Me niego a creer, aunque la evidencia parezca conclusiva, que la juventud de América Latina, el continente que alguna vez emocionó al mundo entero por su creación irreverente, sucumba a la naturalización de la pobreza intelectual y la falta de virtuosismo político. Me niego a creer que en esta tierra, por más que parezca condenada a cien años de soledad, la inteligencia y la virtud sean un monopolio de nuestros antepasados. Me niego a creer que en los 19,2 millones de kilómetros cuadrados de nuestra América Latina la basta imaginación que siempre nos caracterizó haya claudicado al derivar en pornografía deserotizada. Me niego a creer que sólo tengamos para ofrecerle al mundo recursos naturales, mano de obra barata, cantantes de reggaeton y bailarinas semidesnudas. Me niego
Hoy mi país está viviendo uno de sus momento más complejos. Un momento que nos está determinando como generación. Sin embargo, mi generación es incapaz de pasar de la denuncia prejuiciada y simplona –hija de la desinformación–, a la enunciación de nuevas formas del ser. A mi generación parece que el trauma del desapego por la migración, la experiencia de ser el otro radical, el cierre político, la claudicación revolucionaria, la recesión escandalosa, en fin, la clausura de toda forma de futuro a la que estamos arrojados, no le ha servido para aprender que los problemas de este, nuestro país –siempre de todos– no tienen las respuestas sencillas trasmitidas en la simplicidad de un meme, en la jovialidad de un comentario en Facebook, en la gesticulación en Instagram. Nada de eso ha servido para entender que la dimensión de nuestros problemas no admiten soluciones dictada por ningún Gran Otro. Ahora más que nunca, a mi generación le compete la descarnada batalla, siempre democrática, por enunciar un futuro válido para está país. Válido para un país que heredaremos como el más desigual de América Latina, que habrá perdido el 60% de su producto interno bruto, en el que la cuestión de la migración ha llegado para quedarse. Válido para un país que deberá transformar en muy corto tiempo, en la imaginación y la realidad, la forma en que ha concebido la riqueza. Nunca antes en este país hubo tanta gente siendo tocada, en su espíritu y sus motivaciones, para bien o para mal, por la política. No perdamos esa maravillosa posibilidad creyendo que nuestros prejuicios e ignorancia son opiniones transmisibles. A nuestra generación le compete –nada más y nada menos–estar a la altura de nuestros (sic) muertos.

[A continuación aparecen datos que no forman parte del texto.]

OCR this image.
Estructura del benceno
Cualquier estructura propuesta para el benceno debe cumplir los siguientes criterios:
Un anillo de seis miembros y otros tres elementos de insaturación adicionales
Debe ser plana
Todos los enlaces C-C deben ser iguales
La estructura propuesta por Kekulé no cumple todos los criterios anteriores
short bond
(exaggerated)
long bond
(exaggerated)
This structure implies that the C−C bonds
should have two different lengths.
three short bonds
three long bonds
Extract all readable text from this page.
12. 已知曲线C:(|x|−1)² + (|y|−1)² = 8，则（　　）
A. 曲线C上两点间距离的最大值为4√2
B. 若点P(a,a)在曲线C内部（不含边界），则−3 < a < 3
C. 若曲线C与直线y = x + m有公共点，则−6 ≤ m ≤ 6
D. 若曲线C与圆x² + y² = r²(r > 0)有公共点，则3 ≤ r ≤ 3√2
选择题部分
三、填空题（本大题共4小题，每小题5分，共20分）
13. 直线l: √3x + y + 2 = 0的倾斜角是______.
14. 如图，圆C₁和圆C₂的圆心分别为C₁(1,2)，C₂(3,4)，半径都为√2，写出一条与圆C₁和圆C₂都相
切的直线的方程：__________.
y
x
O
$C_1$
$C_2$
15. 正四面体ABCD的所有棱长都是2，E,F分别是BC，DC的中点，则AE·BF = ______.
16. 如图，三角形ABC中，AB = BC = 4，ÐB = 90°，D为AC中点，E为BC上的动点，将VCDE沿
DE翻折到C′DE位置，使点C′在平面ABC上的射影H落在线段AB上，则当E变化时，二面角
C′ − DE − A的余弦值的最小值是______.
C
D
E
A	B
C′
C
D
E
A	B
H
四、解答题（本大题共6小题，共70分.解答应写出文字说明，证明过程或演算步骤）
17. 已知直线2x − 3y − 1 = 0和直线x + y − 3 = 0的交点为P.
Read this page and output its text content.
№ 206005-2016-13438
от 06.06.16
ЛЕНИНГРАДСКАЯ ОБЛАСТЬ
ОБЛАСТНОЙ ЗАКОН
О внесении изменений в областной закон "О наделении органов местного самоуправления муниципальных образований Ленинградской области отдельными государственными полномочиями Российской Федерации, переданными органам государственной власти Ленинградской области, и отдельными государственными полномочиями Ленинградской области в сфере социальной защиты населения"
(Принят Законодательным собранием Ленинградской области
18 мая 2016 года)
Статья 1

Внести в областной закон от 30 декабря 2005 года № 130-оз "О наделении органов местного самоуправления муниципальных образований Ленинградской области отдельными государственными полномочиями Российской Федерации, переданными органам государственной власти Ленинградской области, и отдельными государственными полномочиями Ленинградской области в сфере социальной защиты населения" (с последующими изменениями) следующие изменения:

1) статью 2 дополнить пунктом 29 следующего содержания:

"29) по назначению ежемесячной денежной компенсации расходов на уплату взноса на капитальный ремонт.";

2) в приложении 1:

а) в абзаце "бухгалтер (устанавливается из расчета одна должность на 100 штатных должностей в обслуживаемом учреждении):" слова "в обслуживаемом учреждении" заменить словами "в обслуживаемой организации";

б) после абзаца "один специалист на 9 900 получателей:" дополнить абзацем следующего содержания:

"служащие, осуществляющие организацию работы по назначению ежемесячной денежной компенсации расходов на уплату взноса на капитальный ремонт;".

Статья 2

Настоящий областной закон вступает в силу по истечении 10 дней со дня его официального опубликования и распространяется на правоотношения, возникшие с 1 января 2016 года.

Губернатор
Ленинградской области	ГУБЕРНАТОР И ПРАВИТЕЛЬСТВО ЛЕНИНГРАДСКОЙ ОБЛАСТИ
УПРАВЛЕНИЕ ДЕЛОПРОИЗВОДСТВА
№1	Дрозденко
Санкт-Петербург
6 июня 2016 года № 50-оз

No hace falta aclarar que esta generalización, como toda generalización, es espuria. Que sirva esta espuria generalización para interpelar a los que actúan en las antípodas de esta generalización.
Es en esta pérdida de oportunidad generacional donde sitúo los motivos de mi pesimismo. No obstante, el ser humano es ese animal que es capaz de cambiar súbitamente de espíritu y hacer del invierno primaveras.